Mari kita menyoal persatuan, sejenak, dari sisi lain. Ada
banyak faktor yang dapat mempersatukan kita: aqidah, sejarah dan bahasa. Tapi
semua faktor tadi tidak berfungsi efektif menyatukan kita. Sementara itu, ada
banyak faktor yang sering mengoyak persatuan kita. Misalnya, kebodohan,
ashabiyah, ambisi, dan konspirasi dari pihak luar.
Mungkin itu yang sering kita dengar setiap kali menyorot
masalah persatuan. Tapi di sisi lain yang sebenarnya mungkin teramat remeh,
ingin ditampilkan di sini.
Persatuan ternyata merupakan refleksi dari ’suasana jiwa’.
Ia bukan sekedar konsensus bersama. Ia, sekali lagi, adalah refleksi dari
’suasana jiwa’. Persatuan hanya bisa tercipta di tengah suasana jiwa tertentu
dan tak akan terwujud dalam suasana jiwa yang lain. Suasana jiwa yang
memungkinkan terciptanya persatuan, harus ada pada skala individu dan jamaah.

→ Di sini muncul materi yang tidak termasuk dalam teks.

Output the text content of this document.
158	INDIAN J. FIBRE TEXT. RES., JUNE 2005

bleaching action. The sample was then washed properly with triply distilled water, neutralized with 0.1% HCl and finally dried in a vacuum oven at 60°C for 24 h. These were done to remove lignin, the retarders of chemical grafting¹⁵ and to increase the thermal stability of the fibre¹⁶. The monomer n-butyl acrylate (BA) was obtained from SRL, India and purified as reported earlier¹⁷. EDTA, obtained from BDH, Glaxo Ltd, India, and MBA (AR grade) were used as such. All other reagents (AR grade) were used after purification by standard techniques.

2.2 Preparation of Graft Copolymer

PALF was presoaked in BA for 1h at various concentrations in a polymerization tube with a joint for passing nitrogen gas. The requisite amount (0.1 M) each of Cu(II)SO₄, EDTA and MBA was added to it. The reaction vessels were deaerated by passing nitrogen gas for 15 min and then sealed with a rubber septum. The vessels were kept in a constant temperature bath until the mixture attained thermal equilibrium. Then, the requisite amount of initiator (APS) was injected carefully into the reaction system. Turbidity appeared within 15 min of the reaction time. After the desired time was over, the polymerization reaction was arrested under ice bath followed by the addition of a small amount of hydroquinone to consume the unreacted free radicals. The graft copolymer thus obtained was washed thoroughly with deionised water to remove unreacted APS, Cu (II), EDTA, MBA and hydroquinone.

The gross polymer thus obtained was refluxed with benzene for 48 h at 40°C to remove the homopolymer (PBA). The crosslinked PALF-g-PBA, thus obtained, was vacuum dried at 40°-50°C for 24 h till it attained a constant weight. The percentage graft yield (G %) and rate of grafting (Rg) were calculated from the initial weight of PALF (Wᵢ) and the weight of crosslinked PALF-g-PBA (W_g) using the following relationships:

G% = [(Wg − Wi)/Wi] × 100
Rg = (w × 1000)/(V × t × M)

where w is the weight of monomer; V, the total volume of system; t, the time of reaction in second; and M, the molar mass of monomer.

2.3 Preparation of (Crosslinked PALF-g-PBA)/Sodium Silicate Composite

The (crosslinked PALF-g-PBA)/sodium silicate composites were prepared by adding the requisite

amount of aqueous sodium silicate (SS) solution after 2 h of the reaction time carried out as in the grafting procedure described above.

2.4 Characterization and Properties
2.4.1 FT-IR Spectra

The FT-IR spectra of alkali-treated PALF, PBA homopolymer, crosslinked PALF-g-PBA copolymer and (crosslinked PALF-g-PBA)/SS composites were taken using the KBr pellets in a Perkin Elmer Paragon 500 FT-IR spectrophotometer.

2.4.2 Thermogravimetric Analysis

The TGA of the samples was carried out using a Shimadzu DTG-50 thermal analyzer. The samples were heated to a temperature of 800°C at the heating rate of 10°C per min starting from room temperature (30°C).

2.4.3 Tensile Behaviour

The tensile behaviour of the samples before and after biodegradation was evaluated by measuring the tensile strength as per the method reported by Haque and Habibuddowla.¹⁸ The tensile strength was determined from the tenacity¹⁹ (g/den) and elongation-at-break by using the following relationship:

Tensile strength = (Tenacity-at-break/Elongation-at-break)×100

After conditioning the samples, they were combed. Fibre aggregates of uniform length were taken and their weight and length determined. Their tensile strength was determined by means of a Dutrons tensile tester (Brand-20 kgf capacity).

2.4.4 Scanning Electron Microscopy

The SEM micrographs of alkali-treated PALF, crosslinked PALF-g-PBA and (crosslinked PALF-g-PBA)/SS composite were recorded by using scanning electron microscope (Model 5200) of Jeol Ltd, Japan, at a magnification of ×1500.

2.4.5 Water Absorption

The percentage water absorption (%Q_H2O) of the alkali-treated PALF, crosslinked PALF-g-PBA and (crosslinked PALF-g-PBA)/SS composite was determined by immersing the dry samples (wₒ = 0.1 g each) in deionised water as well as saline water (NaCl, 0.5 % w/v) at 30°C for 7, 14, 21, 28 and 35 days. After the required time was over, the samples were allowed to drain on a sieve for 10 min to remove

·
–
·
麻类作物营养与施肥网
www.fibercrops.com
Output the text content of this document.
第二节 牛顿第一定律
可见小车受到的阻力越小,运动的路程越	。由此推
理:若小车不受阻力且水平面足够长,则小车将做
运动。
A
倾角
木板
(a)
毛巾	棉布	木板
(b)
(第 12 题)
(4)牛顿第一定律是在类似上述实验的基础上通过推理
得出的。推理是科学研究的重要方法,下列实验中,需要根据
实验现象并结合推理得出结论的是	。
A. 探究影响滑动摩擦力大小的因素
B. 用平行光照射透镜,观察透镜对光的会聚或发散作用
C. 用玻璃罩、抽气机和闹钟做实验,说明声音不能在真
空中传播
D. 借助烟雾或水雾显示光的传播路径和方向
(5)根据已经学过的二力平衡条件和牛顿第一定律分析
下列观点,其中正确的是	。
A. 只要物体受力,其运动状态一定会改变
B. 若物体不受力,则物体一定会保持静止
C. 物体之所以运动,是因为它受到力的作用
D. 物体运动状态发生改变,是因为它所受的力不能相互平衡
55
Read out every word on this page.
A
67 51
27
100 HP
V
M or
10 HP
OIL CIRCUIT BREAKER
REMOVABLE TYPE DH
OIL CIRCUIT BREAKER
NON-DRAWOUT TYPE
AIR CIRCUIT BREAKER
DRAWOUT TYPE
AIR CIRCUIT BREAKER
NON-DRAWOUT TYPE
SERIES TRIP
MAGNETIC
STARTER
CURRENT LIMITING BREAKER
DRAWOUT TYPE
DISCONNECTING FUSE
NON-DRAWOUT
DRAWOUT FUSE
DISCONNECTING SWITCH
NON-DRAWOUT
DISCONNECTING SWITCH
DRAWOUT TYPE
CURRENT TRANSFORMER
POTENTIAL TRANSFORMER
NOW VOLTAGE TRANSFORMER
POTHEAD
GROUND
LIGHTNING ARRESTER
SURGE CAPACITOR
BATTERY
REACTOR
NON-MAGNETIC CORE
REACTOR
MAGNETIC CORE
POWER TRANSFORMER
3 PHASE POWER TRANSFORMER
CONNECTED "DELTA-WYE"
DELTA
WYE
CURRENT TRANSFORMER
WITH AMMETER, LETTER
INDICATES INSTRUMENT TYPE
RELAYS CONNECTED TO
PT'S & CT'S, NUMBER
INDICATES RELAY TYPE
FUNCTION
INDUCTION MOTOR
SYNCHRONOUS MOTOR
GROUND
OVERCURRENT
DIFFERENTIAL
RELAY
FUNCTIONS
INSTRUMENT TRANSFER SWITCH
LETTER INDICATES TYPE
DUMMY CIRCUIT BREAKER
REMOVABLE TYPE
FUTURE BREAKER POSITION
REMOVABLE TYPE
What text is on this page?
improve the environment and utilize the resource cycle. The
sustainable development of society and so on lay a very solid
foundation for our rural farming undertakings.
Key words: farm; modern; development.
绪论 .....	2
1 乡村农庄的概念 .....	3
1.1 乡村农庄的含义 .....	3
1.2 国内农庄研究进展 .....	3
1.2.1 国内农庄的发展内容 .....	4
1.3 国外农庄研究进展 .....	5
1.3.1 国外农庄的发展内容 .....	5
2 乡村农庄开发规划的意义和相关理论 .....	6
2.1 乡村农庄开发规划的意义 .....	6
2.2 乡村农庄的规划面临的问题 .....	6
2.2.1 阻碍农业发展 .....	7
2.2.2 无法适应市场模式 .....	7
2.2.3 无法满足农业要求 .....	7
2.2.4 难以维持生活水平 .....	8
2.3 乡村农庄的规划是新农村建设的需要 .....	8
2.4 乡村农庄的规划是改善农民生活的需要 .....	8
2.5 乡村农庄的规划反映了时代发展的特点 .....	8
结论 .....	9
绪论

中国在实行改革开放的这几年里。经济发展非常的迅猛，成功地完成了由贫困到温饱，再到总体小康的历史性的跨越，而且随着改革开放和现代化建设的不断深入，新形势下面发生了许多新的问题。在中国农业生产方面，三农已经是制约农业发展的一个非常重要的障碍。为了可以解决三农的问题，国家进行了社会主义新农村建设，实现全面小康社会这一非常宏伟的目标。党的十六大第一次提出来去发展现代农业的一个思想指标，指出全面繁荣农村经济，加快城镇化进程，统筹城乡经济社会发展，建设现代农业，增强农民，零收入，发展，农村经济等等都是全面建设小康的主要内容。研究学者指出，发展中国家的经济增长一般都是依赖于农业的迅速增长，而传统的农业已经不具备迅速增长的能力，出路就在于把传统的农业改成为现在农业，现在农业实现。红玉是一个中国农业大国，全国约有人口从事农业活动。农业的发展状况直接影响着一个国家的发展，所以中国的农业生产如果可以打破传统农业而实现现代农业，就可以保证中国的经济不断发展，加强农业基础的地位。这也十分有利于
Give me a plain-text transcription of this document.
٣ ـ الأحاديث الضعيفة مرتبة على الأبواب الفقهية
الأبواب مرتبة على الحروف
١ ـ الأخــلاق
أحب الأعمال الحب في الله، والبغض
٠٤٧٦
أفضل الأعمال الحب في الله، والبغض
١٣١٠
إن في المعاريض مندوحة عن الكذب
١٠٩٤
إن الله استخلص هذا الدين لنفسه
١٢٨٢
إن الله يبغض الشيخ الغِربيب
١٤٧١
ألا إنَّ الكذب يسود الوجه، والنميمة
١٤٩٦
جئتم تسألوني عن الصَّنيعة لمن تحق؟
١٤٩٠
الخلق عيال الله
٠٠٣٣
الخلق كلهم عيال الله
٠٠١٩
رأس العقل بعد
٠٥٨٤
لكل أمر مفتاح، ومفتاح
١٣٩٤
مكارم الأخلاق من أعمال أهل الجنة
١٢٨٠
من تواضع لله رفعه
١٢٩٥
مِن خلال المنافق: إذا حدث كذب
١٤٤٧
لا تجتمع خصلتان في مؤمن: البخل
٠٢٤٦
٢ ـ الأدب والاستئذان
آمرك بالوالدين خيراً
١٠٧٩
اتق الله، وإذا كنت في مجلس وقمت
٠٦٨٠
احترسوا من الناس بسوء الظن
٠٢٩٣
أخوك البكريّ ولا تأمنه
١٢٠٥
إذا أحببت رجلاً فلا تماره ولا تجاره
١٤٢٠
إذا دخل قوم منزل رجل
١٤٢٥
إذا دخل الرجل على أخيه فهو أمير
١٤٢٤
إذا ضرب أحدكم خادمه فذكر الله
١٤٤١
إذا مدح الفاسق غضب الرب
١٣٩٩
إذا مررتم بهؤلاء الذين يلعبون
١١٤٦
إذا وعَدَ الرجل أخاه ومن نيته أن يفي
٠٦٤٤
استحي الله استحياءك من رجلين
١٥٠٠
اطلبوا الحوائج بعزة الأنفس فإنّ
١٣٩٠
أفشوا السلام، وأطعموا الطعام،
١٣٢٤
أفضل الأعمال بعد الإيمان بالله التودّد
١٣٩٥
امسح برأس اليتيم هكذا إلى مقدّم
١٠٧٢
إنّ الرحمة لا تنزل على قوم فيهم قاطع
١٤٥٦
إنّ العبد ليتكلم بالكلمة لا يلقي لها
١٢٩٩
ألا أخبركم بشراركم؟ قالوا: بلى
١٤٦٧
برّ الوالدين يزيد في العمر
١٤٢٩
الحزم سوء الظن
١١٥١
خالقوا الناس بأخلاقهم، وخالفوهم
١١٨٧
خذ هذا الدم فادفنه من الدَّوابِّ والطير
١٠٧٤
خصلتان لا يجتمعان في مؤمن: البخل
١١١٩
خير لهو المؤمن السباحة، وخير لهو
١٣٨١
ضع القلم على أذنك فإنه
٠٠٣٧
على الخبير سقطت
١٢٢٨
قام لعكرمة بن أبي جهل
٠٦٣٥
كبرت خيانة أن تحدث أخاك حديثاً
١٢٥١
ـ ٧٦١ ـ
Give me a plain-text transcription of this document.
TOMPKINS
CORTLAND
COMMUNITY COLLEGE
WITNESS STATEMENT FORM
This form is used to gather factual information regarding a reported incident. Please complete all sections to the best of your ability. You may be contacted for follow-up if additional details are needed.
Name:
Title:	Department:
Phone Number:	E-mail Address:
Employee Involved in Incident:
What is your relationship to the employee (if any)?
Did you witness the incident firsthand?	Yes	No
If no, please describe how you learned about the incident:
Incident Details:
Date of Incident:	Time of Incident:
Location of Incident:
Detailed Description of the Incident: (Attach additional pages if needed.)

Tingkatan ukhuwwah (maratibul ukhuwwah) yang disebut
Rasulullah SAW, mulai dari salamatush shadr hingga itsar, semuanya mengacu pada
suasana jiwa. Jiwa yang dapat bersatu adalah jiwa yang memiliki watak
’permadani’. Ia dapat diduduki oleh yang kecil dan yang besar, alim dan awam,
remaja atau dewasa. Ia adalah jiwa yang besar, yang dapat ’merangkul’ dan
’menerima’ semua jenis watak manusia. Ia adalah jiwa yang digejolaki oleh
keinginan kuat untuk memberi, memperhatikan, merawat, mengembangkan,
membahagiakan, dan mencintai.
Jiwa seperti itu sepenuhnya terbebas dari mimpi buruk
’kemahahebatan’, ’kamahatahuan’, ’keserbabisaan’. Ia juga terbebas dari
ketidakmampuan untuk menghargai, menilai, dan mengetahui segi-segi positif dari
karya dan kepribadian orang lain.
Jiwa seperti itu sepenuhnya merdeka dari ’narsisme’ individu
atau kelompok. Maksudnya bahwa ia tidak mengukur kebaikan orang lain dari kadar
manfaat yang ia peroleh dari orang itu. Tapi ia lebih melihat manfaat apa yang
dapat ia berikan kepada orang tersebut. Ia juga tidak mengukur kebenaran atau
keberhasilan seseorang atau kelompok berdasarkan apa yang ia ’inginkan’ dari
orang atau kelompok tersebut.
Salah satu kehebatan tarbiyah Rasulullah SAW, bahwa beliau
berhasil melahirkan dan mengumpulkan manusia-manusia ’besar’ tanpa satupun di
antara mereka yang merasa ’terkalahkan’ oleh yang lain. Setiap mereka tidak
berpikir bagaimana menjadi ’lebih besar’ dari yang lain, lebih dari mereka
berpikir bagaimana mengoptimalisasikan seluruh potensi yang ada pada dirinya
dan mengadopsi sebanyak mungkin ’keistimewaan’ yang ada pada diri orang lain.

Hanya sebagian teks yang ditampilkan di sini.